Thread overview
Reference Counted Class
Jul 14, 2021
sclytrack
Jul 14, 2021
IGotD-
Jul 14, 2021
Tejas
Jul 14, 2021
jfondren
Jul 14, 2021
Tejas
July 14, 2021

Would reference counted classes by default be too much of a change? Is it a bad idea? Currently there a changes in the language where you can avoid the reference count, right?
Combination both the rc and the stop-the-world gc, for the cycles.

July 14, 2021

On Wednesday, 14 July 2021 at 17:52:16 UTC, sclytrack wrote:

>

Would reference counted classes by default be too much of a change? Is it a bad idea? Currently there a changes in the language where you can avoid the reference count, right?
Combination both the rc and the stop-the-world gc, for the cycles.

Since classes are reference type, I think it can be done. If I'm wrong please explain why. Now, I think there might problems with existing code as there is no concern about the RC when classes are passed around. However, for new code this can be mitigated.

In practice this would lead to RC classes while other structures would still be garbage collected. This would reduce the amount of garbage collected memory which could be beneficial.

What I would find interesting is if this would enable deterministic destruction of classes.

It's an interesting subject and could be a half way step to more a more versatile memory management.

July 14, 2021

On Wednesday, 14 July 2021 at 17:52:16 UTC, sclytrack wrote:

>

Would reference counted classes by default be too much of a change? Is it a bad idea? Currently there a changes in the language where you can avoid the reference count, right?

This isn't happening until DIP 1000 passes successfully(which isn't anytime soon, unfortunately).

July 14, 2021

On Wednesday, 14 July 2021 at 18:04:59 UTC, IGotD- wrote:

>

On Wednesday, 14 July 2021 at 17:52:16 UTC, sclytrack wrote:

>

Would reference counted classes by default be too much of a change? Is it a bad idea? Currently there a changes in the language where you can avoid the reference count, right?
Combination both the rc and the stop-the-world gc, for the cycles.

Since classes are reference type, I think it can be done. If I'm wrong please explain why. Now, I think there might problems with existing code as there is no concern about the RC when classes are passed around. However, for new code this can be mitigated.

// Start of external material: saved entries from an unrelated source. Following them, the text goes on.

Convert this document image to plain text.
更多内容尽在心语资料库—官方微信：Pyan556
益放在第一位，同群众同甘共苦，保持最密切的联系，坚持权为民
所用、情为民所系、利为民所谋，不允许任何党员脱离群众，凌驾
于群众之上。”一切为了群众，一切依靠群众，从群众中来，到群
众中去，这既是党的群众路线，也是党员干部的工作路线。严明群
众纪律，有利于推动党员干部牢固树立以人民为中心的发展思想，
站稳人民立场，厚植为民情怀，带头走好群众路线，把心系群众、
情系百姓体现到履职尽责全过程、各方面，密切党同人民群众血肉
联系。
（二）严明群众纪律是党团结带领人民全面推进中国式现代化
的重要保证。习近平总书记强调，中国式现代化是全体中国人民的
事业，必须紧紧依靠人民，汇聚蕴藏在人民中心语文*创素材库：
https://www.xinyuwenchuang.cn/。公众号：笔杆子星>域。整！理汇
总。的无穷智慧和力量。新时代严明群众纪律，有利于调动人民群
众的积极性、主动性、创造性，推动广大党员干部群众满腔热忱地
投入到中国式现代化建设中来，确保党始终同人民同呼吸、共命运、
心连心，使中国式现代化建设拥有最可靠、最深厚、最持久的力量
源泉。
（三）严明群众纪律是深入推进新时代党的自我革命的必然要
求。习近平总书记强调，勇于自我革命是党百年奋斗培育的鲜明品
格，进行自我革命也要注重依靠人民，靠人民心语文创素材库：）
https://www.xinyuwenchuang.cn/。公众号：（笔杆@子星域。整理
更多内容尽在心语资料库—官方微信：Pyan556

In practice this would lead to RC classes while other structures would still be garbage collected. This would reduce the amount of garbage collected memory which could be beneficial.

What I would find interesting is if this would enable deterministic destruction of classes.

It's an interesting subject and could be a half way step to more a more versatile memory management.

For deterministic object destruction, there's the scope storage class:

scope class_instance = new class();
scope(exit) class_instance.destroy

Isn't the exact same as real RC, but then you can use automem for C++ style reference counting if you want.

July 14, 2021

On Wednesday, 14 July 2021 at 18:33:56 UTC, Tejas wrote:

>

For deterministic object destruction, there's the scope storage class:

scope class_instance = new class();
scope(exit) class_instance.destroy

One or the other. The scope(exit) will still fire on scope exit in the case of auto class_instance, and the object will still be destructed on scope exit without any such scope(exit) in the case of scope class_instance.